The business was opened in Evanston, Ill., in the 1920s by Richard Hesse—one of the founders of Ace Hardware—who sold it to John Weiss and a partner in 1931. It was relocated to Glenview in 1960 and is now run by Weiss’s son, Jon, and two of his children.

“The original store had a little bit of everything, including small appliances like toasters and an assortment of light bulbs,” said Jon Weiss, 73, who left college in 1955 to take over the business shortly after the death of his father. “There was a sliding ladder along the wall, so we could reach the higher merchandise.”

That 2,000-square-foot store, located on Main Street in Evanston, also had a trap door that led to the basement, where lengths of pipe could be slid down and cut to size on an old-fashioned cutting machine. Merchandise orders were hand-written, and the delivery truck came almost every day—whether it was dropping off a large order or a couple of items.

These days, Weiss Ace Hardware sits in a 20,000-square-foot building about a half-mile from downtown Glenview. The store, in its third location since moving from Evanston, has been expanded to include two additional lines of paint (the Ace private-label brand and Benjamin Moore), as well as large selections of lawn and garden products, birdseed and birdfeeders, and hard-to-find humidifier filters. There are also several aisles of outdoor furniture, a broad range of Weber grills, lawn mowers and snow blowers, and a housewares department that takes up 15 percent to 20 percent of the store.

“In fact, a couple of these departments are probably bigger than the entire store my dad had,” Weiss said.

The store footprint has changed dramatically in the company’s 78-year history, but the focus on customer service remains. Weiss Ace Hardware has 30 to 35 employees, depending on the time of year, about a dozen of whom have been with the store for 10 years or more. This group includes a 36-year associate and a cashier who recently retired after 27 years.

Several staff members are retired from other professions, Weiss said, adding, “They are excellent employees who fit right into the tradition of customer service the store is known for in the community.”

It remains, however, a family business, with Weiss’s son, J.T. Weiss, and daughter, Lynne Rine, working full time with their father (Weiss has three other children who are not involved in the business). “We treat ourselves as a family-oriented business, and I think many Ace stores fall into that category, with second and third generation owners,” he said.

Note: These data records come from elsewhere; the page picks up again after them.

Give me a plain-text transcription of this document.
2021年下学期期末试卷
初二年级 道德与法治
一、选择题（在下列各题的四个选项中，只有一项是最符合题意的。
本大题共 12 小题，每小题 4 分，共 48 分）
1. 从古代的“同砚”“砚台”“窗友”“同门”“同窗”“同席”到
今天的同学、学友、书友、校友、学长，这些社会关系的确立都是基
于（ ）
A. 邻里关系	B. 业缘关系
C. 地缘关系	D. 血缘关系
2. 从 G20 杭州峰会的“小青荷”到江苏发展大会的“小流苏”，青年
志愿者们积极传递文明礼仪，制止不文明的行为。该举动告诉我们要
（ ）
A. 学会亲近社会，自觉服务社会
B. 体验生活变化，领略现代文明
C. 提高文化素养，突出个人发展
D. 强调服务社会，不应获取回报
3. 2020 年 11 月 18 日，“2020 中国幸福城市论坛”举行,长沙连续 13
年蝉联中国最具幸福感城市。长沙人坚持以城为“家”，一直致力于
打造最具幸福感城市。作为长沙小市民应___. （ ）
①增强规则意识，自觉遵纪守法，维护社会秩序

Rine, who was in middle school in the 1970s when she started working in the store afternoons and summers, has seen many changes in both her father’s business and the Ace co-op over the last 30 years. The biggest revolution has taken place in the area of technology, she said.

“When I started, we were counting things by hand. We had registers and machines that were eons old and didn’t have the ability to inventory or track items,” Rine said. “Now we’re computerized, which makes doing business a whole lot easier.”

Bill McKay, an employee who has been with Weiss since 1995, started in the hardware business in 1971 at a Waukegan, Ill.-based Ace store—also one of the oldest in the co-op. McKay believes it’s the friendliness among the staff and between the staff and customers that keeps Weiss Ace Hardware successful, despite the fact that both a Lowe’s and Home Depot have opened nearby within the last five years.

“It trickles down from the owner, who works in the store and who can be heard saying good-night to the cashiers before he leaves,” McKay said.

Weiss served on the Ace board of directors from 1990 to 1999. Like just about everyone else who owns a business in the United States, he is dealing with the fallout of the recession. Christmas sales were down and store traffic has suffered, but the tough Midwestern weather helped Weiss sell a lot of weather-related items this winter.

“I guess over the years we’ve heard the hardware store is recession-proof, and I hope that’s true,” he said. “We’ve definitely had our ups and downs recently. You have to watch your costs very carefully.”